Transgender persons inherently possess normal reproductive capacity, however, hormonal and surgical treatments for transgender people potentially impair the ability of these individuals to reproduce. Additionally, transgender people tend to start gender-affirming treatment at a young age, when reproductive wishes are not yet clearly defined nor fulfilled. The most recent Standards of Care of the World Professional Association for Transgender Health recommend to clearly inform patients on their future reproductive options prior to initiation of treatment.
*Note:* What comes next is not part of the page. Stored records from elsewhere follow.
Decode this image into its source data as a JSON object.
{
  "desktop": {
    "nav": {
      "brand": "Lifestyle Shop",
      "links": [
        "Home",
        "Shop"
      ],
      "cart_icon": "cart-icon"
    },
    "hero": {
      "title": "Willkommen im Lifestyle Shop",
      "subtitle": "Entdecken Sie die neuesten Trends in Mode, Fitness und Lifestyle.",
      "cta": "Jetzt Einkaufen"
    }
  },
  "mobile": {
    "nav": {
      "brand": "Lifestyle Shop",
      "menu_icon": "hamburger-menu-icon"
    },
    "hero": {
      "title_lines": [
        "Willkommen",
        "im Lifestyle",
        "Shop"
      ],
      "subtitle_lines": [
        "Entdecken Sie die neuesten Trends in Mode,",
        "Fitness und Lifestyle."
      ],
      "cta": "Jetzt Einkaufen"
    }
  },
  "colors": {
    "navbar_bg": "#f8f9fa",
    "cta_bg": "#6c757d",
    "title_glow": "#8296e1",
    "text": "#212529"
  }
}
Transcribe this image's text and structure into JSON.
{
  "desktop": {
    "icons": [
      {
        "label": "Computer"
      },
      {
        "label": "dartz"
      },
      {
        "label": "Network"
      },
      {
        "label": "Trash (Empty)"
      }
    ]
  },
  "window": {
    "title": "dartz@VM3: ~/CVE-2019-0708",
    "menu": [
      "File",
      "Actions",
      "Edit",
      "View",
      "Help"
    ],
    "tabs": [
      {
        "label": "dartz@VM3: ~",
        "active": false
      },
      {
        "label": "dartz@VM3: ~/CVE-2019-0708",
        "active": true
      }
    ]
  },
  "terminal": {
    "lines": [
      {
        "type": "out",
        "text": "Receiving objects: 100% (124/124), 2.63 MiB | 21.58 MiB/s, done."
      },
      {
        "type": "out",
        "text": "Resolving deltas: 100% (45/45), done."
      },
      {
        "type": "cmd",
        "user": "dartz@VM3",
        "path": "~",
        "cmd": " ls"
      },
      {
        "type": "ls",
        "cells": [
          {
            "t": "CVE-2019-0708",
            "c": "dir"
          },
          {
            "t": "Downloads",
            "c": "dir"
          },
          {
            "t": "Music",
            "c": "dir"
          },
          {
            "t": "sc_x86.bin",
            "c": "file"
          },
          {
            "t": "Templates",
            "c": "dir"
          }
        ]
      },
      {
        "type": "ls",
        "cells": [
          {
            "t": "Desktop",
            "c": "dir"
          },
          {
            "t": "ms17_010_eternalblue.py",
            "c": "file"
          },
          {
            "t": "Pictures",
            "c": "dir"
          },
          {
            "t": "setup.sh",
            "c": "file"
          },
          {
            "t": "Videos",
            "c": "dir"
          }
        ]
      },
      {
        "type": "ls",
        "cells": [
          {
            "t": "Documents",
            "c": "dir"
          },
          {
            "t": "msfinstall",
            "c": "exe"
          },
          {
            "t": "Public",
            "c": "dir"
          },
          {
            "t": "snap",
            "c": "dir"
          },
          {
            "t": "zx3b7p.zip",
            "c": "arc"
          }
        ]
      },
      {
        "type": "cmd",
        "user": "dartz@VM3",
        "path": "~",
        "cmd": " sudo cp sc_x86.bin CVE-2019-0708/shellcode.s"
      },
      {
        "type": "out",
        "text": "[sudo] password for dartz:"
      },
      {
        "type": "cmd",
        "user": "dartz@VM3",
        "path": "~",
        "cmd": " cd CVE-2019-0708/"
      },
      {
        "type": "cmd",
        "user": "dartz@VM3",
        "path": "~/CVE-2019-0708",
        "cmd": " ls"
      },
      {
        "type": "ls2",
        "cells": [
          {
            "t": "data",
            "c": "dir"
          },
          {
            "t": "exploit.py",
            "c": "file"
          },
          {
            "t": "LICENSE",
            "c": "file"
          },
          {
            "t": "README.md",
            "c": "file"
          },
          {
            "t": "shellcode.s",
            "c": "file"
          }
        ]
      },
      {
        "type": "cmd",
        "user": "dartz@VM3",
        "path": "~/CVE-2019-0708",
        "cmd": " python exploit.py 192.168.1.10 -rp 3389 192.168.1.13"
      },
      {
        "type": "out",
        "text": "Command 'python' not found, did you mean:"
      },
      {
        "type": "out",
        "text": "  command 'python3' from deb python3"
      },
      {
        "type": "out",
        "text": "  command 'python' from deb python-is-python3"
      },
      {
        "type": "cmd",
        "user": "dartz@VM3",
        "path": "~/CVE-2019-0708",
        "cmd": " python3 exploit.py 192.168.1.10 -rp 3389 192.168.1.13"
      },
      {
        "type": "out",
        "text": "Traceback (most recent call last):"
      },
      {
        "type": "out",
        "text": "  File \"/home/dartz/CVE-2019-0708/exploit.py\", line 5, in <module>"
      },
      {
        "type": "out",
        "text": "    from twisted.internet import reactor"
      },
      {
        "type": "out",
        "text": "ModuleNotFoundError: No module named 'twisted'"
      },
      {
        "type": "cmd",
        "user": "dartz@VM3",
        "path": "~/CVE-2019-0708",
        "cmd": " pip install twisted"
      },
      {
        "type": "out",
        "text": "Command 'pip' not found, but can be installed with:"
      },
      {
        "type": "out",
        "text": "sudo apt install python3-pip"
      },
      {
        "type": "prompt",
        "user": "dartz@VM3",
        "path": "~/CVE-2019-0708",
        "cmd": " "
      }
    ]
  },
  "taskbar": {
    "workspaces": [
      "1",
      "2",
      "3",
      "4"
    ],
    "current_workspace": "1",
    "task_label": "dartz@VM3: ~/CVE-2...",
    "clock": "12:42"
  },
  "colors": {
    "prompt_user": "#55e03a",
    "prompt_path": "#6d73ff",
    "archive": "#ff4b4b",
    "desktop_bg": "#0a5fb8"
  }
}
Where surgery definitely results in sterility, hormone therapy on the other hand also has an important, but partially reversible impact on fertility. However, thresholds for cross-sex hormone treatment to avoid permanent reproductive impairment have not been established. The current fertility preservation options for transgender men are embryo cryopreservation, oocyte cryopreservation, and ovarian tissue cryopreservation. For transgender women, sperm cryopreservation, surgical sperm extraction, and testicular tissue cryopreservation are possible.
跨性别者的生育选择
变性人天生具有正常的生殖能力,然而,对变性人的激素和手术治疗可能会损害这些人的生殖能力。此外,跨性别者往往在很小的时候就开始接受性别确认治疗,那时生育意愿还没有明确定义,也没有得到满足。世界跨性别健康专业协会最新的《护理标准》建议在开始治疗之前明确告知患者其未来的生殖选择。手术肯定会导致不育,另一方面,激素治疗对生育能力也有重要的,但部分可逆的影响。然而,为避免永久性生殖损害而使用异性激素治疗的阈值尚未确定。目前变性男性的生育能力保存选择有胚胎冷冻保存、卵母细胞冷冻保存和卵巢组织冷冻保存。对于跨性别女性,精子冷冻保存、手术精子提取和睾丸组织冷冻保存是可能的。
本文章由计算机程序翻译,如有差异,请以英文原文为准。